The aim of this study is to inform researchers and policy analysts about the validity of using anesthesia claims data to determine procedure time when chart data is not available. We take the perspective that we wish to evaluate the proposed claims algorithm using chart data as a “gold” standard. However, we have seen that both claims and charts have errors in measurement and recording. In an ideal world, one could have both claims and charts to inform the presence of errors from either source. For example, chart data may have transcription errors. If a chart time was 5 min for a colectomy, it is likely an error, especially if the claim time was 205 min. Because we wish to evaluate these two measures, in reporting these data we generally do not use chart data to inform or correct claims data, and we do not use claims data to inform or correct chart data, unless specifically stated.
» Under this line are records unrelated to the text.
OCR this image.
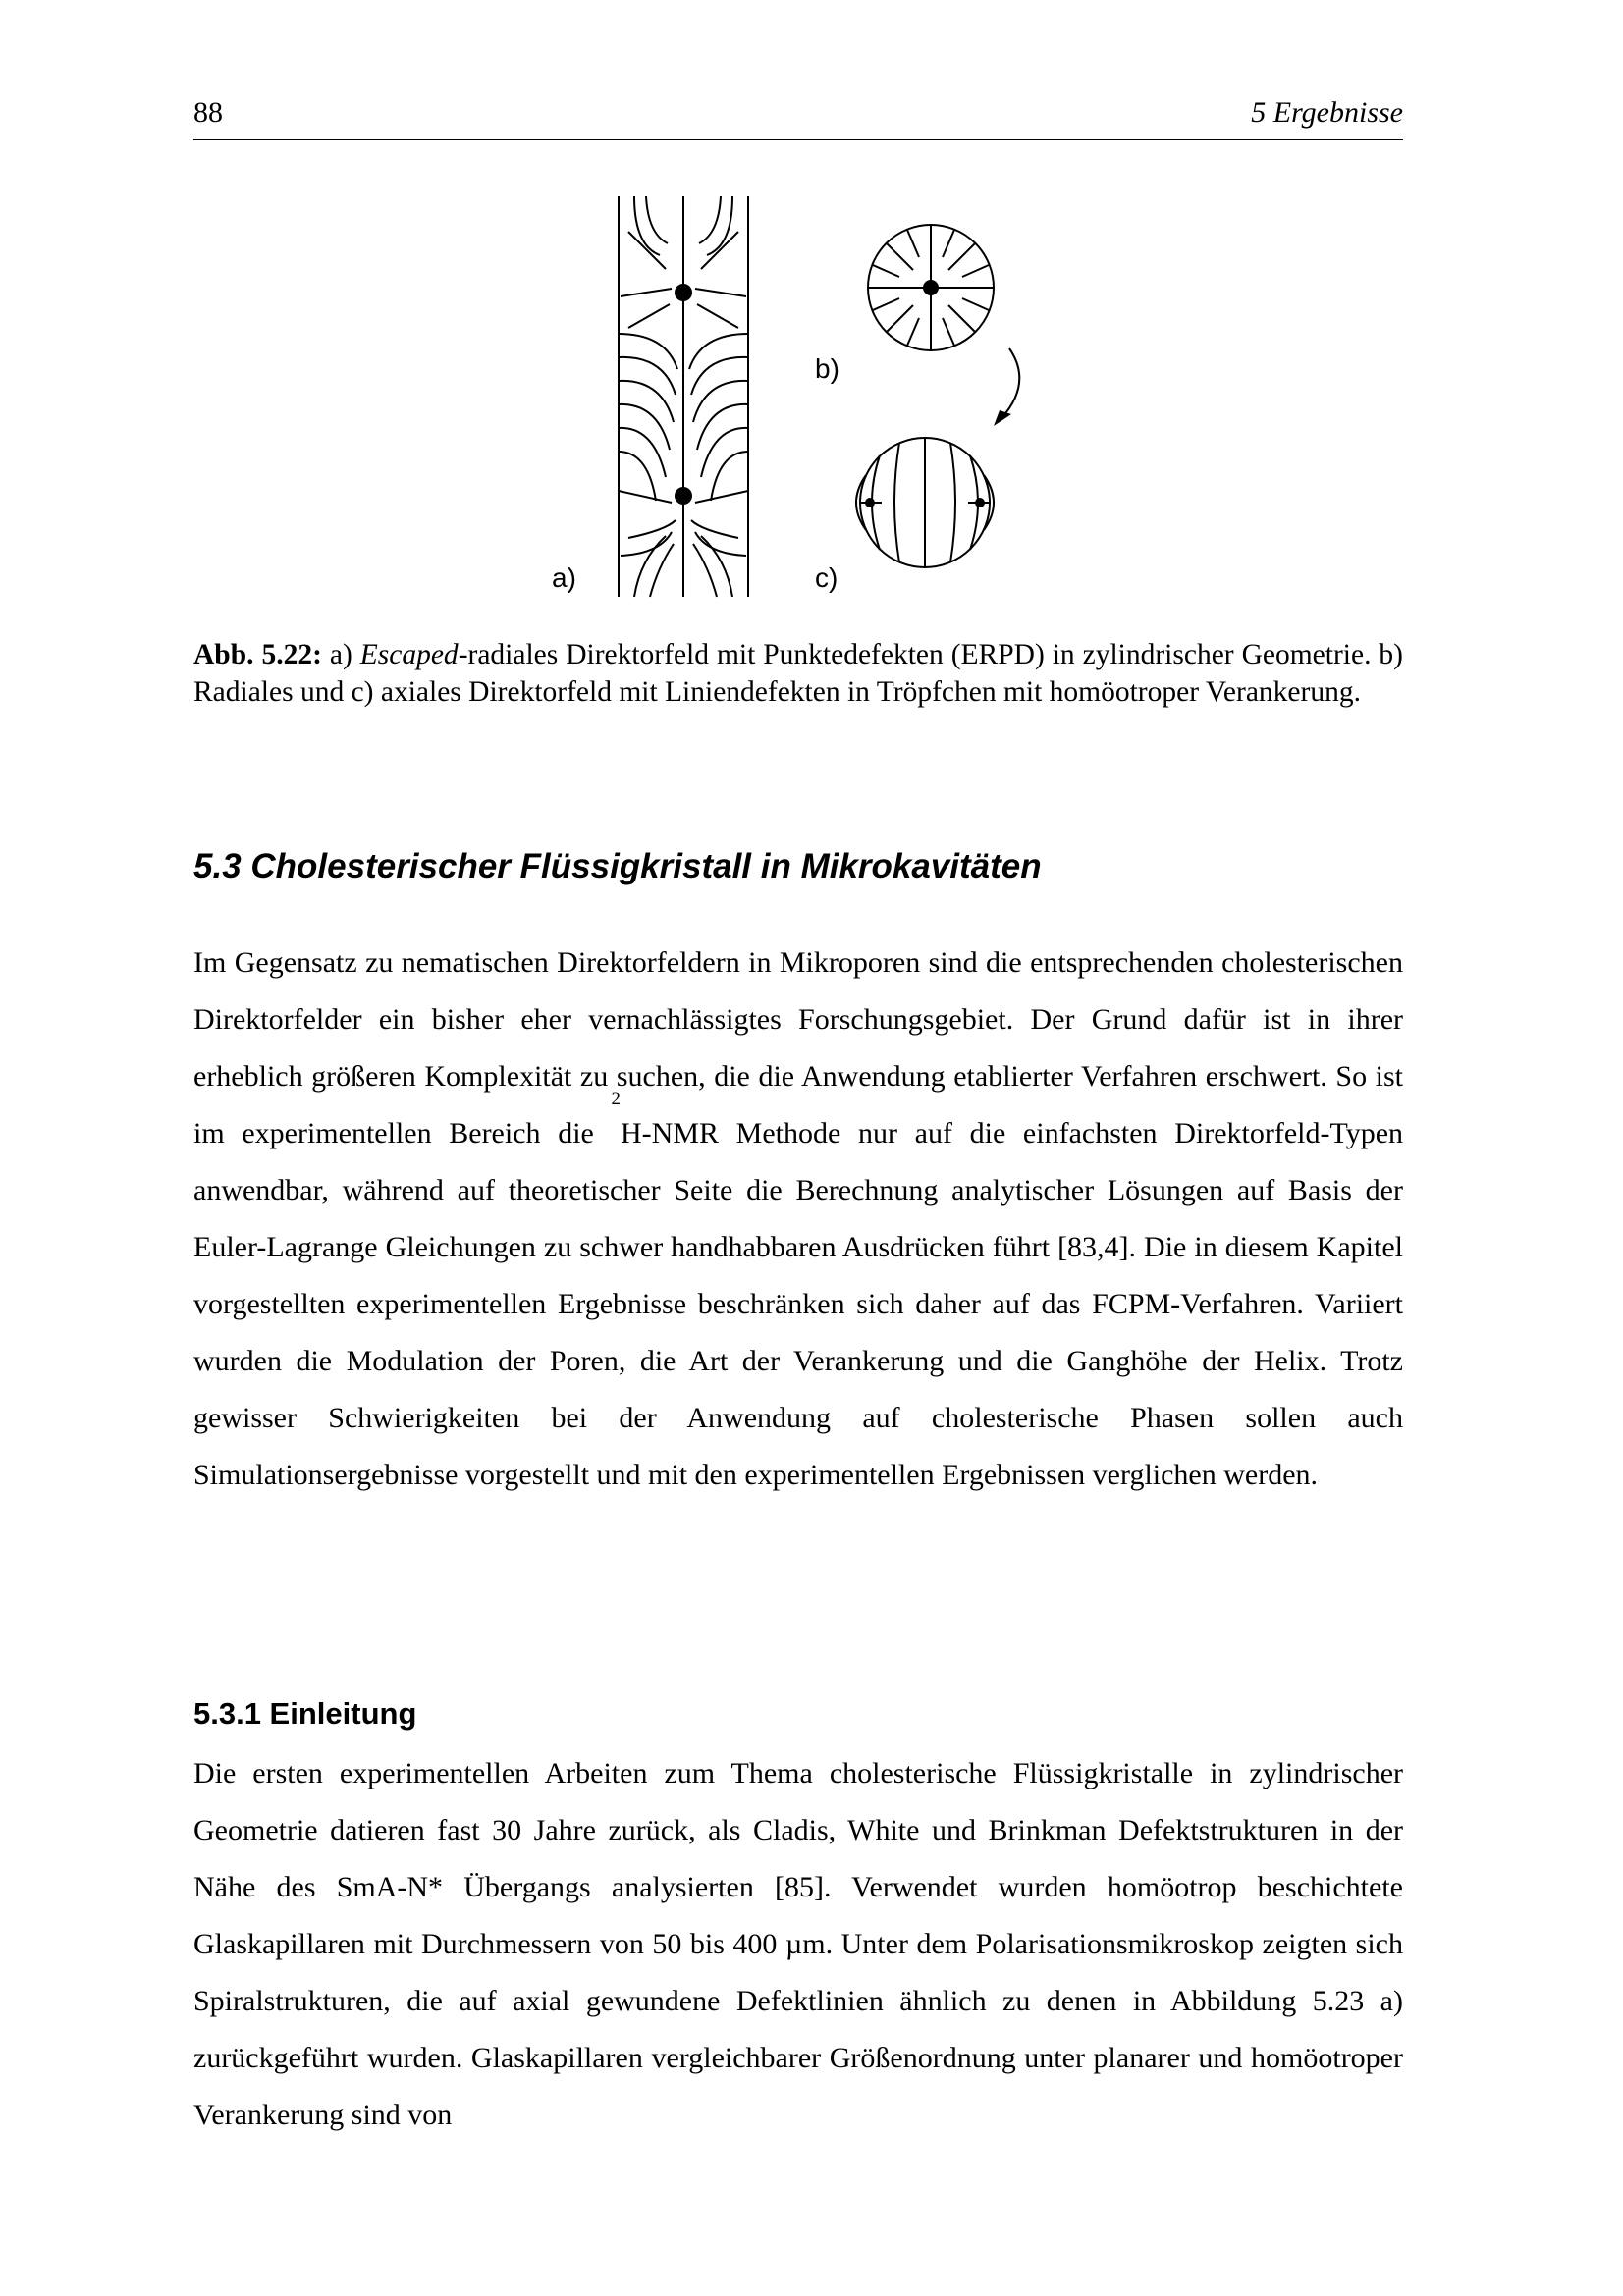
88	5 Ergebnisse
a)
b)
c)
Abb. 5.22: a) Escaped-radiales Direktorfeld mit Punktedefekten (ERPD) in zylindrischer Geometrie. b) Radiales und c) axiales Direktorfeld mit Liniendefekten in Tröpfchen mit homöotroper Verankerung.
5.3 Cholesterischer Flüssigkristall in Mikrokavitäten
Im Gegensatz zu nematischen Direktorfeldern in Mikroporen sind die entsprechenden cholesterischen Direktorfelder ein bisher eher vernachlässigtes Forschungsgebiet. Der Grund dafür ist in ihrer erheblich größeren Komplexität zu suchen, die die Anwendung etablierter Verfahren erschwert. So ist im experimentellen Bereich die $^2$H-NMR Methode nur auf die einfachsten Direktorfeld-Typen anwendbar, während auf theoretischer Seite die Berechnung analytischer Lösungen auf Basis der Euler-Lagrange Gleichungen zu schwer handhabbaren Ausdrücken führt [83,4]. Die in diesem Kapitel vorgestellten experimentellen Ergebnisse beschränken sich daher auf das FCPM-Verfahren. Variiert wurden die Modulation der Poren, die Art der Verankerung und die Ganghöhe der Helix. Trotz gewisser Schwierigkeiten bei der Anwendung auf cholesterische Phasen sollen auch Simulationsergebnisse vorgestellt und mit den experimentellen Ergebnissen verglichen werden.
5.3.1 Einleitung
Die ersten experimentellen Arbeiten zum Thema cholesterische Flüssigkristalle in zylindrischer Geometrie datieren fast 30 Jahre zurück, als Cladis, White und Brinkman Defektstrukturen in der Nähe des SmA-N* Übergangs analysierten [85]. Verwendet wurden homöotrop beschichtete Glaskapillaren mit Durchmessern von 50 bis 400 µm. Unter dem Polarisationsmikroskop zeigten sich Spiralstrukturen, die auf axial gewundene Defektlinien ähnlich zu denen in Abbildung 5.23 a) zurückgeführt wurden. Glaskapillaren vergleichbarer Größenordnung unter planarer und homöotroper Verankerung sind von
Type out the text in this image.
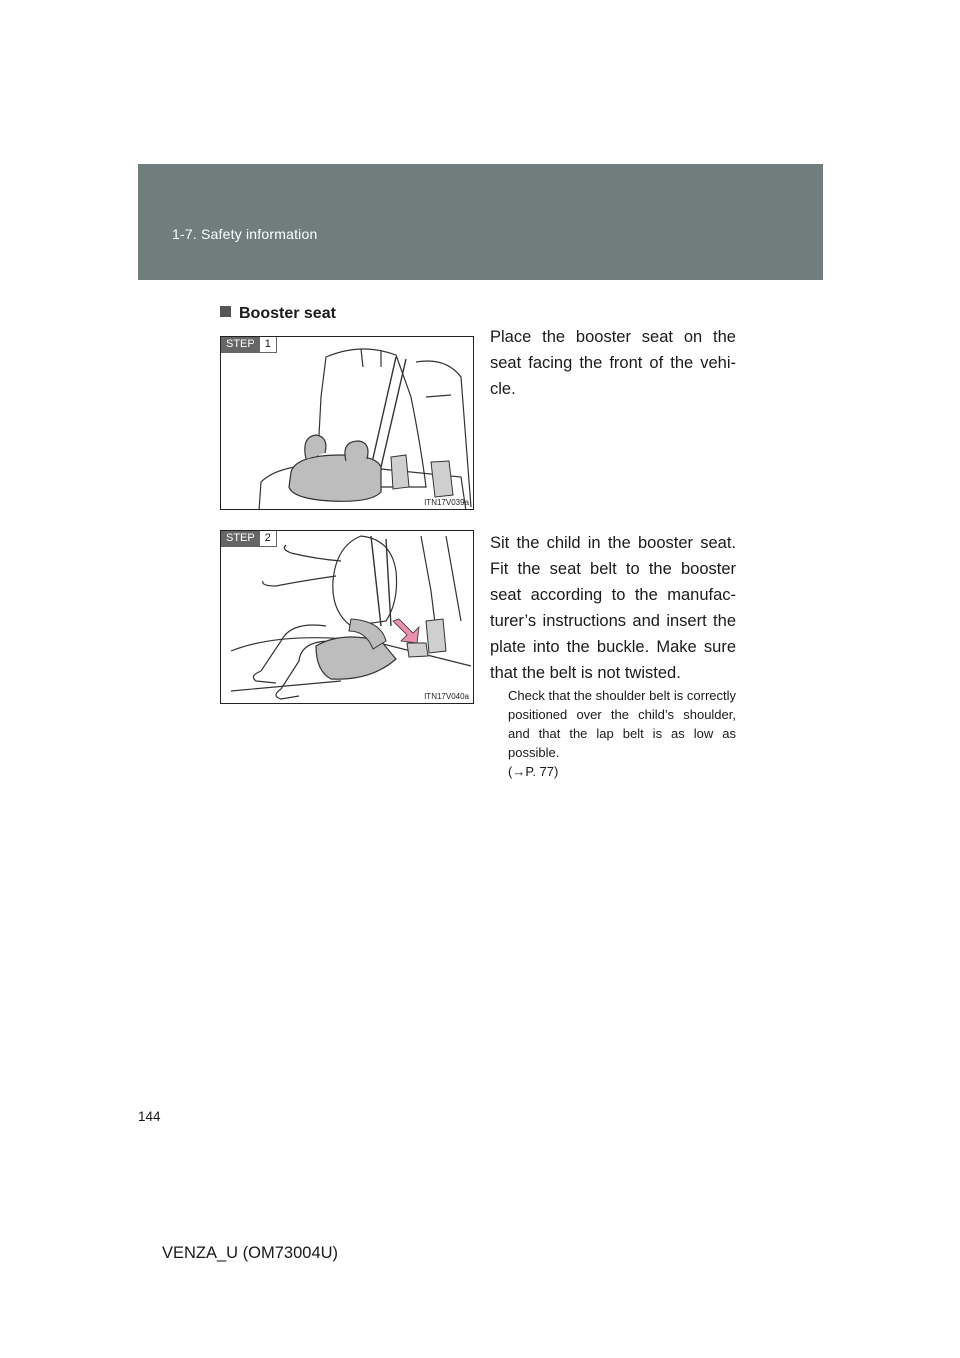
1-7. Safety information
Booster seat
STEP 1
ITN17V039a
Place the booster seat on the seat facing the front of the vehi-cle.
STEP 2
ITN17V040a
Sit the child in the booster seat. Fit the seat belt to the booster seat according to the manufac-turer’s instructions and insert the plate into the buckle. Make sure that the belt is not twisted.
Check that the shoulder belt is correctly positioned over the child’s shoulder, and that the lap belt is as low as possible.
(→P. 77)
144
VENZA_U (OM73004U)
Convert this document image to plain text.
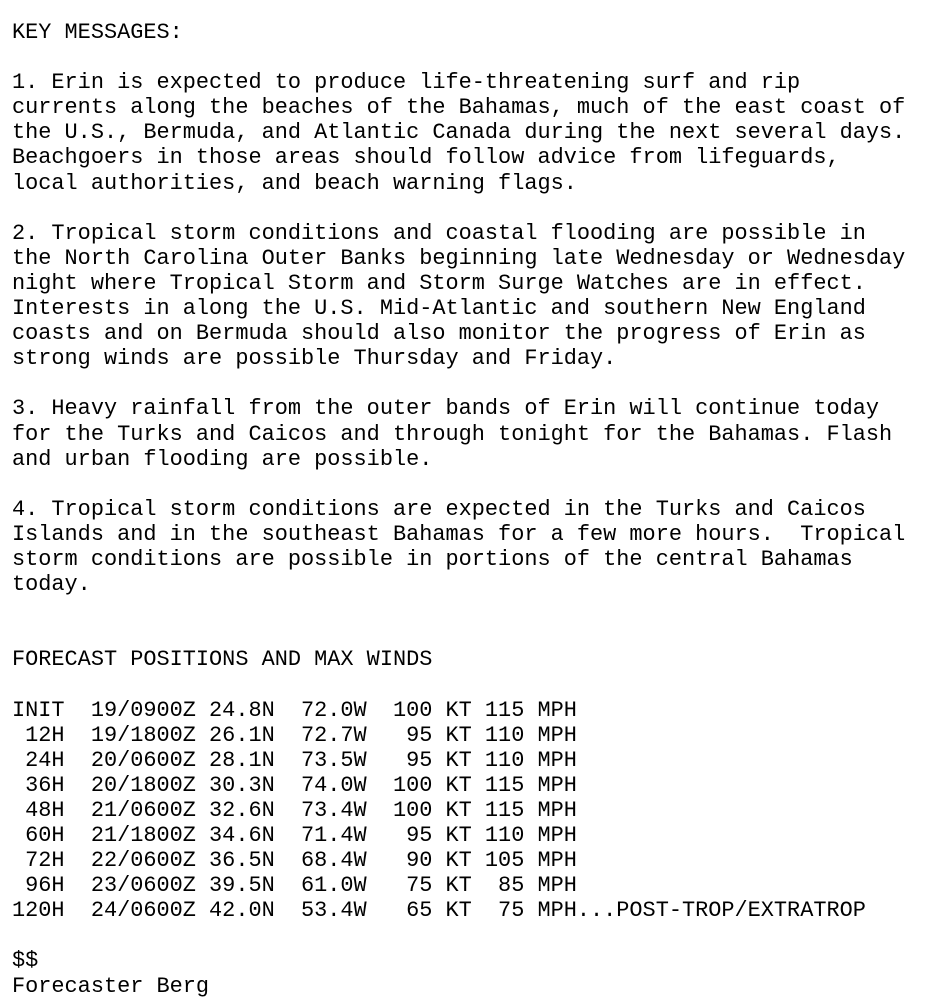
KEY MESSAGES:

1. Erin is expected to produce life-threatening surf and rip
currents along the beaches of the Bahamas, much of the east coast of
the U.S., Bermuda, and Atlantic Canada during the next several days.
Beachgoers in those areas should follow advice from lifeguards,
local authorities, and beach warning flags.

2. Tropical storm conditions and coastal flooding are possible in
the North Carolina Outer Banks beginning late Wednesday or Wednesday
night where Tropical Storm and Storm Surge Watches are in effect.
Interests in along the U.S. Mid-Atlantic and southern New England
coasts and on Bermuda should also monitor the progress of Erin as
strong winds are possible Thursday and Friday.

3. Heavy rainfall from the outer bands of Erin will continue today
for the Turks and Caicos and through tonight for the Bahamas. Flash
and urban flooding are possible.

4. Tropical storm conditions are expected in the Turks and Caicos
Islands and in the southeast Bahamas for a few more hours.  Tropical
storm conditions are possible in portions of the central Bahamas
today.

FORECAST POSITIONS AND MAX WINDS

INIT  19/0900Z 24.8N  72.0W  100 KT 115 MPH
12H  19/1800Z 26.1N  72.7W   95 KT 110 MPH
24H  20/0600Z 28.1N  73.5W   95 KT 110 MPH
36H  20/1800Z 30.3N  74.0W  100 KT 115 MPH
48H  21/0600Z 32.6N  73.4W  100 KT 115 MPH
60H  21/1800Z 34.6N  71.4W   95 KT 110 MPH
72H  22/0600Z 36.5N  68.4W   90 KT 105 MPH
96H  23/0600Z 39.5N  61.0W   75 KT  85 MPH
120H  24/0600Z 42.0N  53.4W   65 KT  75 MPH...POST-TROP/EXTRATROP

$$
Forecaster Berg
The Obesity and Surgical Outcomes Study (OBSOS) is a study of surgery at 47 hospitals located throughout Illinois, New York, and Texas (appendix 1). Using Medicare claims, patients that underwent one of five types of surgery between 2002 and 2006 were identified in each study hospital: (1) hip replacement or revision excluding fracture (ICD9CM Principal Procedure codes 81.51-81.53); (2) knee replacement or revision (ICDCM Principal Procedure 81.54, 81.55); (3) colectomy for cancer (ICD9CM Principal Procedure codes 45.7-45.79, 45.8) (ICD9CM Principal Diagnosis codes 153-153.9, 154-154.8, 230.3-6); (4) colectomy not for cancer (ICD9CM Principal Procedure 45.7-45.79, 45.8) and (ICD9CM Principal Diagnosis codes 562.1-562.13); and (5) thoracotomy (ICD9CM Principal Procedure codes 32-32.9).
Hospitals were approached by the Oklahoma Foundation for Medical Quality, and requested to abstract between 300 and 400 charts in order to collect baseline information including body mass index, admission vital signs and laboratory tests, and information on the surgical procedure including time of induction, initial surgery, closure, and time to recovery room. All data collected was deidentified and merged with encrypted Medicare files and sent to the study investigators for analysis. Approval was obtained from The Children’s Hospital of Philadelphia Institutional Review Board (IRB) (Philadelphia, Pennsylvania), the IRB associated with the PI of the study, as well as hospital specific IRB approval when requested.
The fundamental question we seek to answer is whether our algorithm for anesthesia claims data can provide valid anesthesia times. In this study we have the luxury of collecting chart derived anesthesia time to aid in validation. However, even chart derived anesthesia times are not perfect. In a study of this size, there are occasional mistakes in the abstraction of chart information when collecting anesthesia time and these mistakes may contribute to the appearance of mistakes in the claims algorithm. To make sense of these potential errors, we developed definitions for chart and claim derived variables based on an algorithm used by each definition. We define three times:
(a) “Isolated” Chart Time: A chart time cleaned in isolation from the claim time information. Changes in obviously incorrect dates (say off by a year or a month) were corrected using only chart information, not claims information. If times were obviously incorrect (≤ 30 min or ≥ 24 h), these were either fixed with internal information from the chart or, if no time could be determined using only the chart, the chart time was coded as missing.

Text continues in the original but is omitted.